The Pittsburgh Steelers had been mum on the Martavis Bryant suspension, until a few days ago. Other than a Public Relations released statement from General Manager Kevin Colbert, no one had heard from Mike Tomlin or Art Rooney II until the two spoke at the annual owners meeting in Florida.
The one person no one thought they would hear from anytime in the near future would be the player suspended for the 2016 season, Martavis Bryant himself. Nonetheless, Bryant spoke with Aaron Wilson of the National Football Post about his suspension, and the receiver was candid and contrite in his comments.
"I sincerely apologize to the Rooney family, the great Pittsburgh Steelers organization, coach Mike Tomlin, general manager Kevin Colbert, my teammates and all of the outstanding Steelers fans and, of course, my mother and children for what happened," Bryant said. "I regret that my actions led to this punishment from the NFL and that I won't be able to play football this year. I'm committed to making this right and realizing my full potential, on and off the field. I will spend this year devoting myself to improvement mentally, physically and spiritually to become the best Martavis Bryant I can be.
"I look forward to resuming my NFL career next year, and I promise to come back strong. Playing in the NFL is a privilege that I respect and my future actions will reflect just how seriously I take this game and the honor that it is to be a part of this league.
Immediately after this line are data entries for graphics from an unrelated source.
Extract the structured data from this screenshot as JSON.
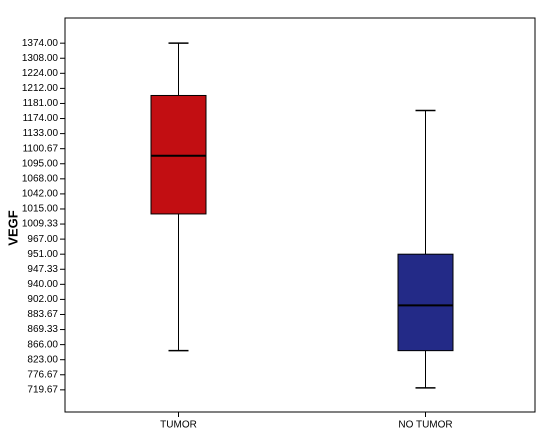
{
  "chart_data": {
    "type": "boxplot",
    "y_label": "VEGF",
    "categories": [
      "TUMOR",
      "NO TUMOR"
    ],
    "colors": [
      "#c20e12",
      "#232a87"
    ],
    "boxes": [
      {
        "whisker_low": 3.6,
        "q1": 12.67,
        "median": 16.53,
        "q3": 20.53,
        "whisker_high": 24
      },
      {
        "whisker_low": 1.13,
        "q1": 3.6,
        "median": 6.6,
        "q3": 10,
        "whisker_high": 19.53
      }
    ],
    "ylim": [
      -0.47,
      25.67
    ],
    "yticks": [
      {
        "value": 1,
        "label": "719.67"
      },
      {
        "value": 2,
        "label": "776.67"
      },
      {
        "value": 3,
        "label": "823.00"
      },
      {
        "value": 4,
        "label": "866.00"
      },
      {
        "value": 5,
        "label": "869.33"
      },
      {
        "value": 6,
        "label": "883.67"
      },
      {
        "value": 7,
        "label": "902.00"
      },
      {
        "value": 8,
        "label": "940.00"
      },
      {
        "value": 9,
        "label": "947.33"
      },
      {
        "value": 10,
        "label": "951.00"
      },
      {
        "value": 11,
        "label": "967.00"
      },
      {
        "value": 12,
        "label": "1009.33"
      },
      {
        "value": 13,
        "label": "1015.00"
      },
      {
        "value": 14,
        "label": "1042.00"
      },
      {
        "value": 15,
        "label": "1068.00"
      },
      {
        "value": 16,
        "label": "1095.00"
      },
      {
        "value": 17,
        "label": "1100.67"
      },
      {
        "value": 18,
        "label": "1133.00"
      },
      {
        "value": 19,
        "label": "1174.00"
      },
      {
        "value": 20,
        "label": "1181.00"
      },
      {
        "value": 21,
        "label": "1212.00"
      },
      {
        "value": 22,
        "label": "1224.00"
      },
      {
        "value": 23,
        "label": "1308.00"
      },
      {
        "value": 24,
        "label": "1374.00"
      }
    ]
  }
}
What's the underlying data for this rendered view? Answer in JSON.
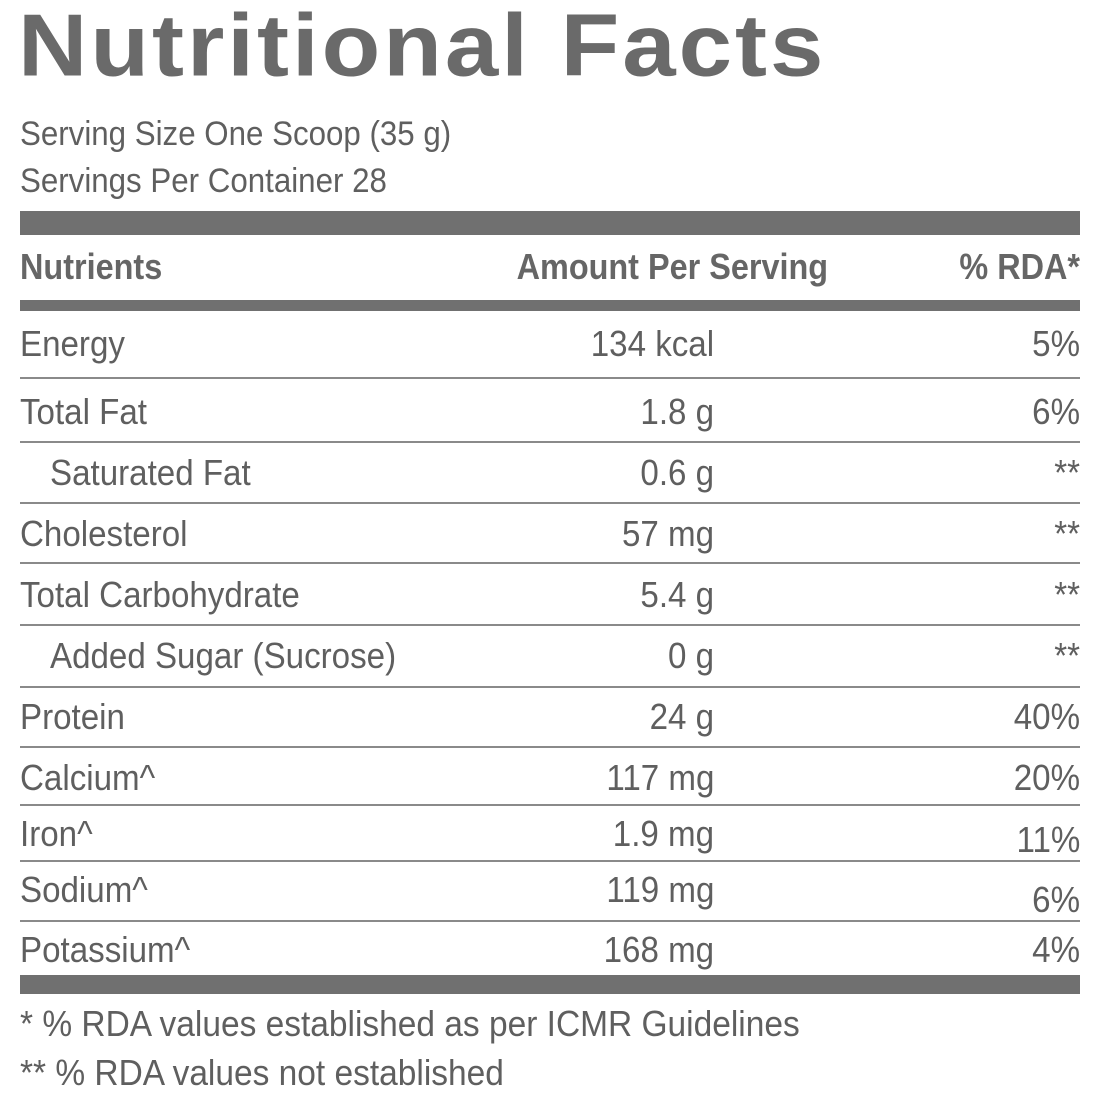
{
  "title": "Nutritional Facts",
  "serving_size": "Serving Size One Scoop (35 g)",
  "servings_per_container": "Servings Per Container 28",
  "headers": {
    "nutrients": "Nutrients",
    "amount": "Amount Per Serving",
    "rda": "% RDA*"
  },
  "rows": [
    {
      "name": "Energy",
      "amount": "134 kcal",
      "rda": "5%"
    },
    {
      "name": "Total Fat",
      "amount": "1.8 g",
      "rda": "6%"
    },
    {
      "name": "Saturated Fat",
      "amount": "0.6 g",
      "rda": "**"
    },
    {
      "name": "Cholesterol",
      "amount": "57 mg",
      "rda": "**"
    },
    {
      "name": "Total Carbohydrate",
      "amount": "5.4 g",
      "rda": "**"
    },
    {
      "name": "Added Sugar (Sucrose)",
      "amount": "0 g",
      "rda": "**"
    },
    {
      "name": "Protein",
      "amount": "24 g",
      "rda": "40%"
    },
    {
      "name": "Calcium^",
      "amount": "117 mg",
      "rda": "20%"
    },
    {
      "name": "Iron^",
      "amount": "1.9 mg",
      "rda": "11%"
    },
    {
      "name": "Sodium^",
      "amount": "119 mg",
      "rda": "6%"
    },
    {
      "name": "Potassium^",
      "amount": "168 mg",
      "rda": "4%"
    }
  ],
  "footnotes": [
    "* % RDA values established as per ICMR Guidelines",
    "** % RDA values not established"
  ],
  "colors": {
    "text": "#5f5f5f",
    "bar": "#707070",
    "rule": "#8a8a8a"
  }
}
Please respect my privacy and my family's privacy during this difficult time. I will have no further comment at this time."
At this point and time, Bryant can't be offended if fans, and even the organization, don't truly take these words seriously. After all, the Steelers saw Bryant suspended for the first 4 games of the 2015 season, and following the suspension some very familiar words were spoken by the former Clemson wide out. However, despite the skepticism, the Steelers team and fans all hope this time around Bryant gets his life right and is able to not just return to the field, but to tackle his own personal demons.